Mark Murphy And His Magical Educational Journey To Excellence

I’ve seen Mark Murphy speak a few times and he was definitely playing it up a bit for the news cameras on him at the Senate Education Committee meeting a few days ago.  If there is one thing you can say about the former gym teacher, he is certainly consistent.

Thank you Senator.  We are all, all of us, appreciative of Senator Townsend’s sentiment that we are all supporting our children as they take this educational journey to excellence.
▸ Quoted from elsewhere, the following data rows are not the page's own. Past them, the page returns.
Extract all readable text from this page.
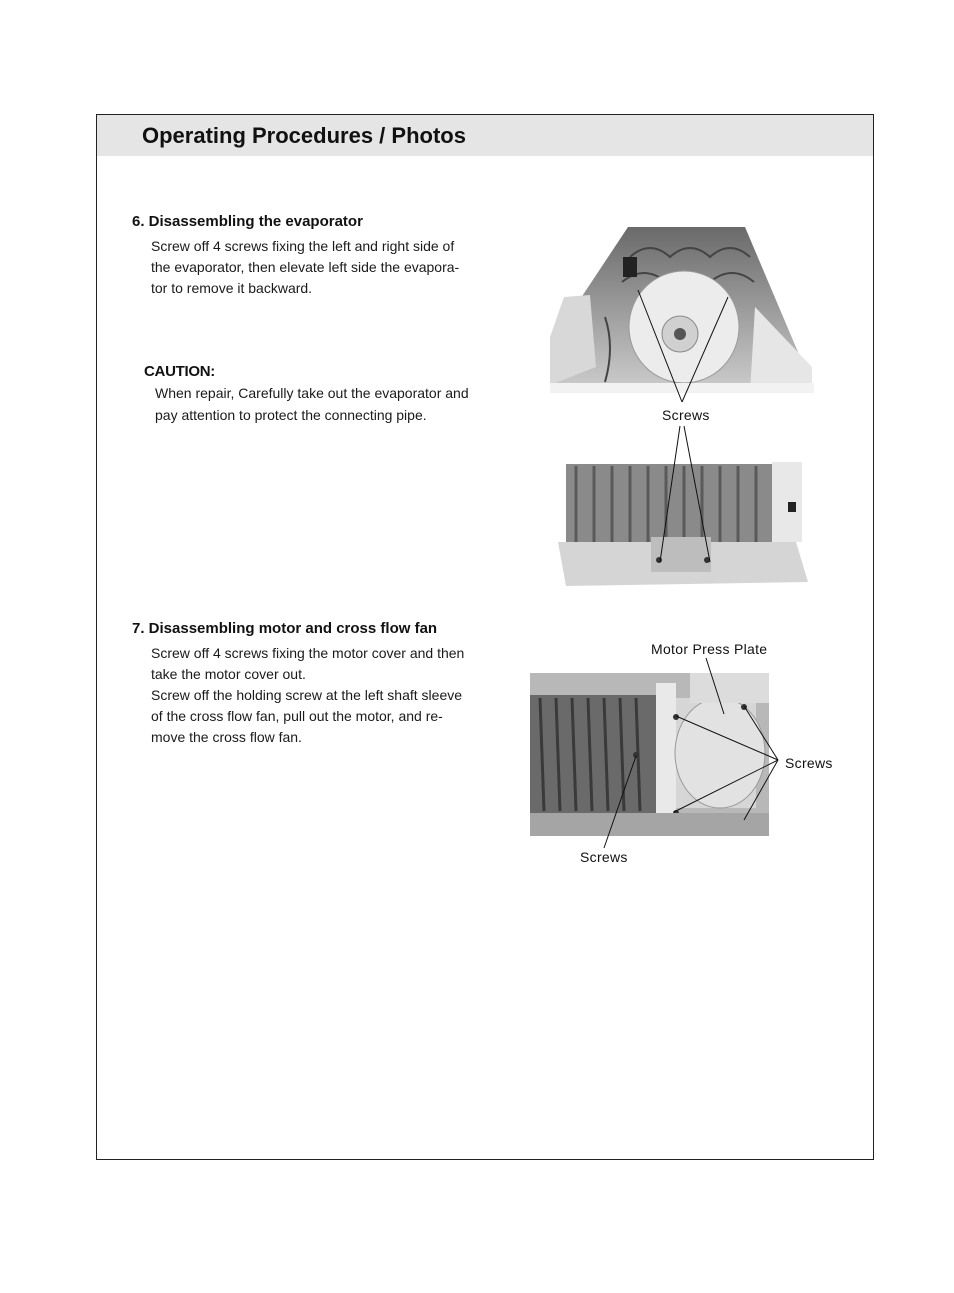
Operating Procedures / Photos
6. Disassembling the evaporator
Screw off 4 screws fixing the left and right side of
the evaporator, then elevate left side the evapora-
tor to remove it backward.
CAUTION:
When repair, Carefully take out the evaporator and
pay attention to protect the connecting pipe.
7. Disassembling motor and cross flow fan
Screw off 4 screws fixing the motor cover and then
take the motor cover out.
Screw off the holding screw at the left shaft sleeve
of the cross flow fan, pull out the motor, and re-
move the cross flow fan.
Screws
Motor Press Plate
Screws
Screws
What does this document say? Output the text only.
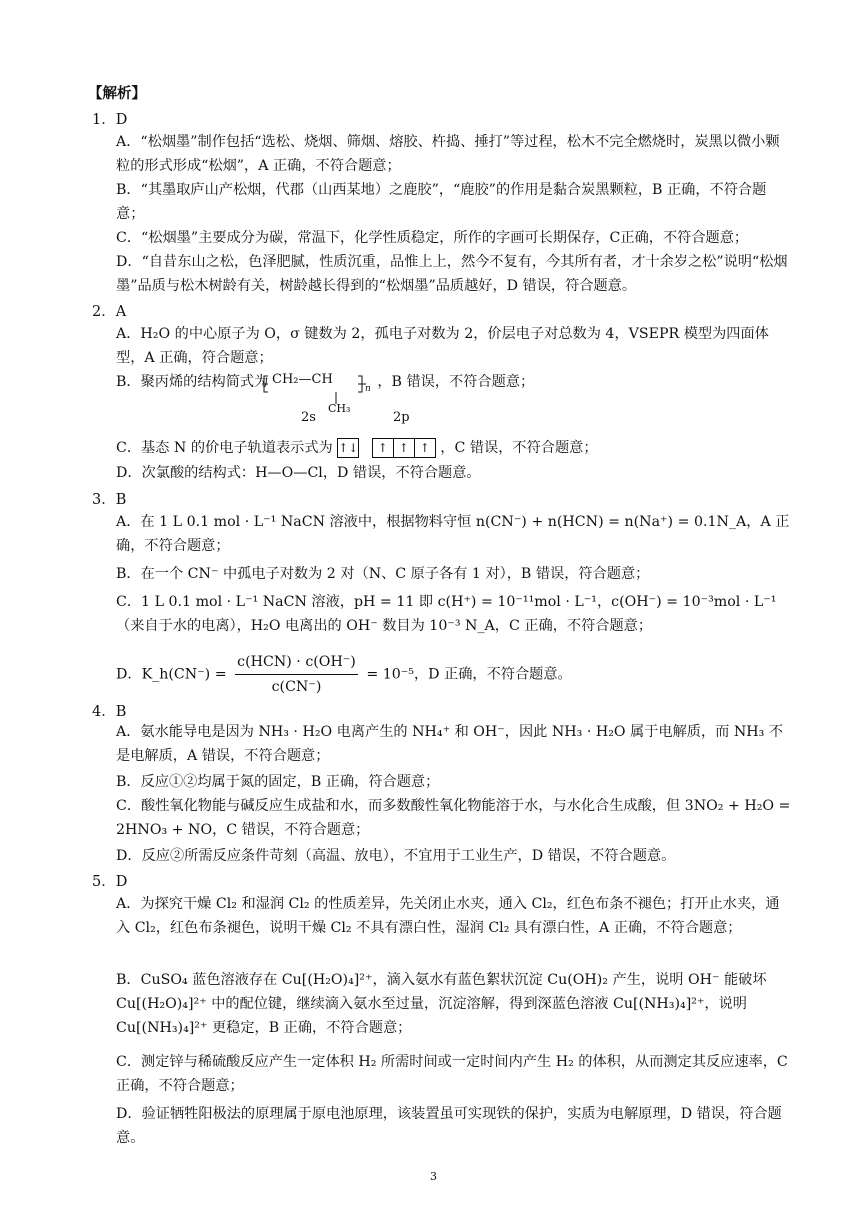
【解析】
1．D
A．“松烟墨”制作包括“选松、烧烟、筛烟、熔胶、杵捣、捶打”等过程，松木不完全燃烧时，炭黑以微小颗粒的形式形成“松烟”，A 正确，不符合题意；
B．“其墨取庐山产松烟，代郡（山西某地）之鹿胶”，“鹿胶”的作用是黏合炭黑颗粒，B 正确，不符合题意；
C．“松烟墨”主要成分为碳，常温下，化学性质稳定，所作的字画可长期保存，C正确，不符合题意；
D．“自昔东山之松，色泽肥腻，性质沉重，品惟上上，然今不复有，今其所有者，才十余岁之松”说明“松烟墨”品质与松木树龄有关，树龄越长得到的“松烟墨”品质越好，D 错误，符合题意。
2．A
A．H₂O 的中心原子为 O，σ 键数为 2，孤电子对数为 2，价层电子对总数为 4，VSEPR 模型为四面体型，A 正确，符合题意；
B．聚丙烯的结构简式为	，B 错误，不符合题意；
CH₂—CH
n
CH₃
2s	2p
C．基态 N 的价电子轨道表示式为 ↑↓ ↑ ↑ ↑ ，C 错误，不符合题意；
D．次氯酸的结构式：H—O—Cl，D 错误，不符合题意。
3．B
A．在 1 L 0.1 mol · L⁻¹ NaCN 溶液中，根据物料守恒 n(CN⁻) + n(HCN) = n(Na⁺) = 0.1N_A，A 正确，不符合题意；
B．在一个 CN⁻ 中孤电子对数为 2 对（N、C 原子各有 1 对），B 错误，符合题意；
C．1 L 0.1 mol · L⁻¹ NaCN 溶液，pH = 11 即 c(H⁺) = 10⁻¹¹mol · L⁻¹，c(OH⁻) = 10⁻³mol · L⁻¹（来自于水的电离），H₂O 电离出的 OH⁻ 数目为 10⁻³ N_A，C 正确，不符合题意；
D．K_h(CN⁻) = $\frac{\text{c(HCN) · c(OH⁻)}}{c(CN^-)} = 10^{-5}$，D 正确，不符合题意。
4．B
A．氨水能导电是因为 NH₃ · H₂O 电离产生的 NH₄⁺ 和 OH⁻，因此 NH₃ · H₂O 属于电解质，而 NH₃ 不是电解质，A 错误，不符合题意；
B．反应①②均属于氮的固定，B 正确，符合题意；
C．酸性氧化物能与碱反应生成盐和水，而多数酸性氧化物能溶于水，与水化合生成酸，但 3NO₂ + H₂O = 2HNO₃ + NO，C 错误，不符合题意；
D．反应②所需反应条件苛刻（高温、放电），不宜用于工业生产，D 错误，不符合题意。
5．D
A．为探究干燥 Cl₂ 和湿润 Cl₂ 的性质差异，先关闭止水夹，通入 Cl₂，红色布条不褪色；打开止水夹，通入 Cl₂，红色布条褪色，说明干燥 Cl₂ 不具有漂白性，湿润 Cl₂ 具有漂白性，A 正确，不符合题意；
B．CuSO₄ 蓝色溶液存在 Cu[(H₂O)₄]²⁺，滴入氨水有蓝色絮状沉淀 Cu(OH)₂ 产生，说明 OH⁻ 能破坏 Cu[(H₂O)₄]²⁺ 中的配位键，继续滴入氨水至过量，沉淀溶解，得到深蓝色溶液 Cu[(NH₃)₄]²⁺，说明 Cu[(NH₃)₄]²⁺ 更稳定，B 正确，不符合题意；
C．测定锌与稀硫酸反应产生一定体积 H₂ 所需时间或一定时间内产生 H₂ 的体积，从而测定其反应速率，C 正确，不符合题意；
D．验证牺牲阳极法的原理属于原电池原理，该装置虽可实现铁的保护，实质为电解原理，D 错误，符合题意。
3
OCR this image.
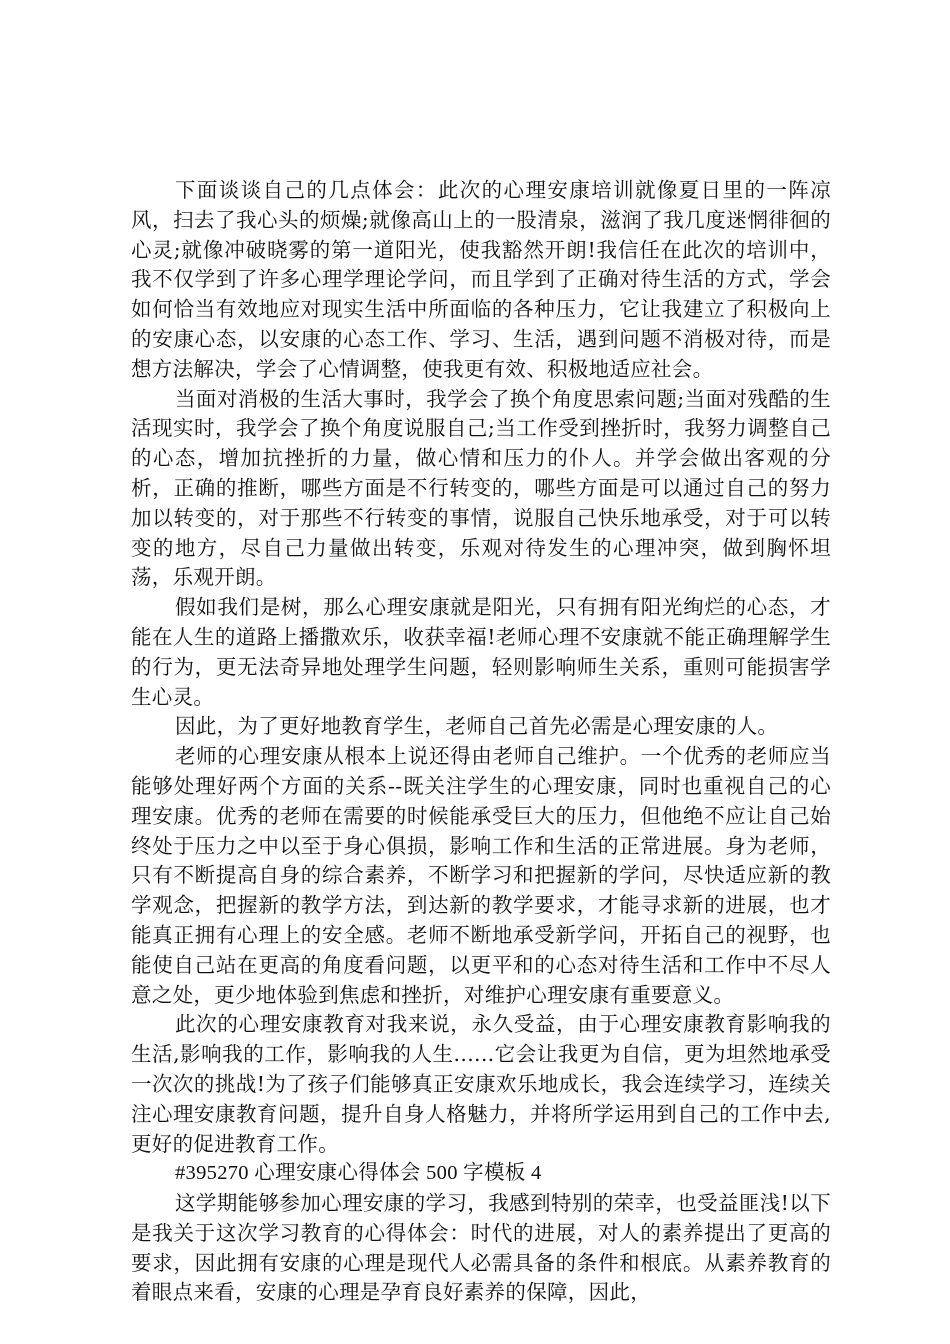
下面谈谈自己的几点体会：此次的心理安康培训就像夏日里的一阵凉风，扫去了我心头的烦燥;就像高山上的一股清泉，滋润了我几度迷惘徘徊的心灵;就像冲破晓雾的第一道阳光，使我豁然开朗!我信任在此次的培训中，我不仅学到了许多心理学理论学问，而且学到了正确对待生活的方式，学会如何恰当有效地应对现实生活中所面临的各种压力，它让我建立了积极向上的安康心态，以安康的心态工作、学习、生活，遇到问题不消极对待，而是想方法解决，学会了心情调整，使我更有效、积极地适应社会。

当面对消极的生活大事时，我学会了换个角度思索问题;当面对残酷的生活现实时，我学会了换个角度说服自己;当工作受到挫折时，我努力调整自己的心态，增加抗挫折的力量，做心情和压力的仆人。并学会做出客观的分析，正确的推断，哪些方面是不行转变的，哪些方面是可以通过自己的努力加以转变的，对于那些不行转变的事情，说服自己快乐地承受，对于可以转变的地方，尽自己力量做出转变，乐观对待发生的心理冲突，做到胸怀坦荡，乐观开朗。

假如我们是树，那么心理安康就是阳光，只有拥有阳光绚烂的心态，才能在人生的道路上播撒欢乐，收获幸福!老师心理不安康就不能正确理解学生的行为，更无法奇异地处理学生问题，轻则影响师生关系，重则可能损害学生心灵。

因此，为了更好地教育学生，老师自己首先必需是心理安康的人。

老师的心理安康从根本上说还得由老师自己维护。一个优秀的老师应当能够处理好两个方面的关系--既关注学生的心理安康，同时也重视自己的心理安康。优秀的老师在需要的时候能承受巨大的压力，但他绝不应让自己始终处于压力之中以至于身心俱损，影响工作和生活的正常进展。身为老师，只有不断提高自身的综合素养，不断学习和把握新的学问，尽快适应新的教学观念，把握新的教学方法，到达新的教学要求，才能寻求新的进展，也才能真正拥有心理上的安全感。老师不断地承受新学问，开拓自己的视野，也能使自己站在更高的角度看问题，以更平和的心态对待生活和工作中不尽人意之处，更少地体验到焦虑和挫折，对维护心理安康有重要意义。

此次的心理安康教育对我来说，永久受益，由于心理安康教育影响我的生活,影响我的工作，影响我的人生......它会让我更为自信，更为坦然地承受一次次的挑战!为了孩子们能够真正安康欢乐地成长，我会连续学习，连续关注心理安康教育问题，提升自身人格魅力，并将所学运用到自己的工作中去,更好的促进教育工作。

#395270 心理安康心得体会 500 字模板 4

这学期能够参加心理安康的学习，我感到特别的荣幸，也受益匪浅!以下是我关于这次学习教育的心得体会：时代的进展，对人的素养提出了更高的要求，因此拥有安康的心理是现代人必需具备的条件和根底。从素养教育的着眼点来看，安康的心理是孕育良好素养的保障，因此，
And hopefully that will lead into success not just in 4th grade or 5th grade, but obviously success well into high school and beyond high school years.  In order to help deliver our children into a place where they are successful in the world we have to measure their progress along the way.  And to understand whether they’re on track to be successful in those middle school years, in those high school years, and beyond.  So that’s what this is about, this is about measuring progress.  When we use that progress, when we use that measurement, in order to understand what’s working.  Our pedalogical approach is working, our curriculum is working, the way that we organize our schools, the way that we allocate budgets, the way we resource schools and which schools need additional resources.  If we do not have measurement of how our students are doing against the standards that their teachers are teaching to them, then we are unable to make well-informed great decisions.  Certainly at this level, also at a school and district level.  Measurement matters.  We also agree, that we are testing too much.  We have said that a number of times over these recent months and we have launched an initiative to take a look at how many assessments our children are taking.  And more importantly than the number of assessments they are taking, is the quality, whether these are redundant assessments.  If they test the same thing the child was assessed on a week ago.  Are they relevant assessments for what the child needs to be learning to be successful later? Are they high quality?  Do they give us good data in order to make informed decisions?  And so while we recognize that we are in the middle of that process, we are asking that we allow that process to take hold, before we start making major decisions about opting out of important measurement tools.  Finally, these assessments help to unlock doors for us, the decision-makers, for our kids, for our parents, for our educators, in regards to decisions they can make to support the children better.  And that information is available at the student level, the teacher level, the school level, and the state level.  And we all need this information to move forward.

Is it just me, or does it kind of creep you out when he keeps referring to “our” children?  Not my kid Mark!  The information available Mark, does that mean we can ALL see the tests and the answers and the actual questions?  Sorry buddy, but a lot of parents have jumped off your train trip to la la land.  Cue the Puff the Magic Dragon music, we are out of here!